The formula for finding the angle between vectors is:

$\vec{v} \cdot \vec{u} = | \vec{v} | \times | \vec{u} | \cos \theta$, where $\vec{v} \cdot \vec{u}$ is the dot product of the two vectors, and $| \vec{v} |$ and $| \vec{u} |$ are the magnitudes of the two vectors.

So first we need to find the dot product of the two vectors.

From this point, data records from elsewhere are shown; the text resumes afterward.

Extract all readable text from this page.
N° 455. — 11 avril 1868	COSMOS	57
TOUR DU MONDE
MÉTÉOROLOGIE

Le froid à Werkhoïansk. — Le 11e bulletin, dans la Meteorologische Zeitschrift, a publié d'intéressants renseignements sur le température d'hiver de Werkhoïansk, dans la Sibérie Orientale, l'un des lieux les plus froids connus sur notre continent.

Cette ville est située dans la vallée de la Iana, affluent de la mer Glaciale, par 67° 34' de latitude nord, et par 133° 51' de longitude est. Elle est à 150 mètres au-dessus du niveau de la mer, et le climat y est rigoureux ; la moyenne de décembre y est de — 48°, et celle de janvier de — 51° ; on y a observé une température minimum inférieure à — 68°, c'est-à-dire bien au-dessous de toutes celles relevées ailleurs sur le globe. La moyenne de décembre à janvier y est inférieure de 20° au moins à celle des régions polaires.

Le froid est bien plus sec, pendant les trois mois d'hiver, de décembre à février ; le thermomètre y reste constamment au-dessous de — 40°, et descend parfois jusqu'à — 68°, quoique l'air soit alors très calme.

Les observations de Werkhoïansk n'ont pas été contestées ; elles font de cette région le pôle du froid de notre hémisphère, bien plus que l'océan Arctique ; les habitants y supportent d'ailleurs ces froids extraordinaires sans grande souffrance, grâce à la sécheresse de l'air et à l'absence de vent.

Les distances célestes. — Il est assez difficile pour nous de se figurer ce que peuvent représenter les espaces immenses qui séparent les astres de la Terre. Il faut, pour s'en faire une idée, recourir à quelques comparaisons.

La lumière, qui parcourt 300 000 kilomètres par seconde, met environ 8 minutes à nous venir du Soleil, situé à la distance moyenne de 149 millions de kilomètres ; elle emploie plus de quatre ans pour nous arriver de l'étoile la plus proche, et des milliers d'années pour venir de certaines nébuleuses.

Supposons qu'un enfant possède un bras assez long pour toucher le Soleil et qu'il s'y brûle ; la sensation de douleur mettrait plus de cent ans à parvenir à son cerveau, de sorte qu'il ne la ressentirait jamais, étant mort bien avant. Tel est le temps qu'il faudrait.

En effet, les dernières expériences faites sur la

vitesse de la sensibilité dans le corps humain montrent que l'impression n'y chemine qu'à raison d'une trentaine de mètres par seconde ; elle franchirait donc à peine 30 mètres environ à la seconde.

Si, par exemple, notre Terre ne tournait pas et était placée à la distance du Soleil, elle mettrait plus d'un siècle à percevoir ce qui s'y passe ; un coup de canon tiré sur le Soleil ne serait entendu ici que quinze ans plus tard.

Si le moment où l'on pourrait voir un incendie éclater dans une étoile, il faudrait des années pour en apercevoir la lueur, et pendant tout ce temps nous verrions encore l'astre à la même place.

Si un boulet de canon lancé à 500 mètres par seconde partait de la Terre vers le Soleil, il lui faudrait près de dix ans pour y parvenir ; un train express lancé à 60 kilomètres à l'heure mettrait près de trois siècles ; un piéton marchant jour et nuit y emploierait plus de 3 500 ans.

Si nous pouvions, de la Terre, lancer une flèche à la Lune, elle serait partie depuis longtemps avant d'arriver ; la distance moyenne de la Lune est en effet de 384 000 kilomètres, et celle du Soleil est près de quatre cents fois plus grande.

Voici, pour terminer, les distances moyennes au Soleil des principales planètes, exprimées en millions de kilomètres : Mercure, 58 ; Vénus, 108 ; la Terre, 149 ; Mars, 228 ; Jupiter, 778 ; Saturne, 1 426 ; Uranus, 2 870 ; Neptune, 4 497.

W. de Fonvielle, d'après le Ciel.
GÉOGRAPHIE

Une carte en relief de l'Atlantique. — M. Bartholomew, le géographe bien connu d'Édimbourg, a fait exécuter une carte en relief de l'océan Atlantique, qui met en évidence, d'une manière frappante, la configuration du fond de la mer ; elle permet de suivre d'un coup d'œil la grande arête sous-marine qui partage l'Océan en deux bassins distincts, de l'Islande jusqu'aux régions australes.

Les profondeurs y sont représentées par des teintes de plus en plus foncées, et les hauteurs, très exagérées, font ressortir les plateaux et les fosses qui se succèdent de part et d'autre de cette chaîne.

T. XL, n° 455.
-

The dot product can be found simply adding up each corresponding element: $3 \times 5 + \left(- 2\right) \times \left(- 3\right) + 7 \times 2 = 15 + 6 + 14 = 35$

The magnitude can be found by square rooting the sum of the squares of the elements of a vector.

Magnitude of $| \vec{v} |$: $\sqrt{{\left(3\right)}^{2} + {\left(- 2\right)}^{2} + {\left(7\right)}^{2}} = \sqrt{9 + 4 + 49} = \sqrt{62}$

Magnitude of $| \vec{u} |$: $\sqrt{{\left(5\right)}^{2} + {\left(- 3\right)}^{2} + {\left(2\right)}^{2}} = \sqrt{25 + 9 + 4} = \sqrt{38}$

So now we have:
$35 = \sqrt{62} \times \sqrt{38} \cos \theta$
$\cos \theta = \frac{35}{\sqrt{62} \times \sqrt{38}}$
$\theta = {\cos}^{-} 1 \left(\frac{35}{\sqrt{62} \times \sqrt{38}}\right)$
That, according to the calculator, equals to 43.86.

Alternatively, you can use the sine formula, which utilizes the cross product instead of the dot product, and it is slight more complicated.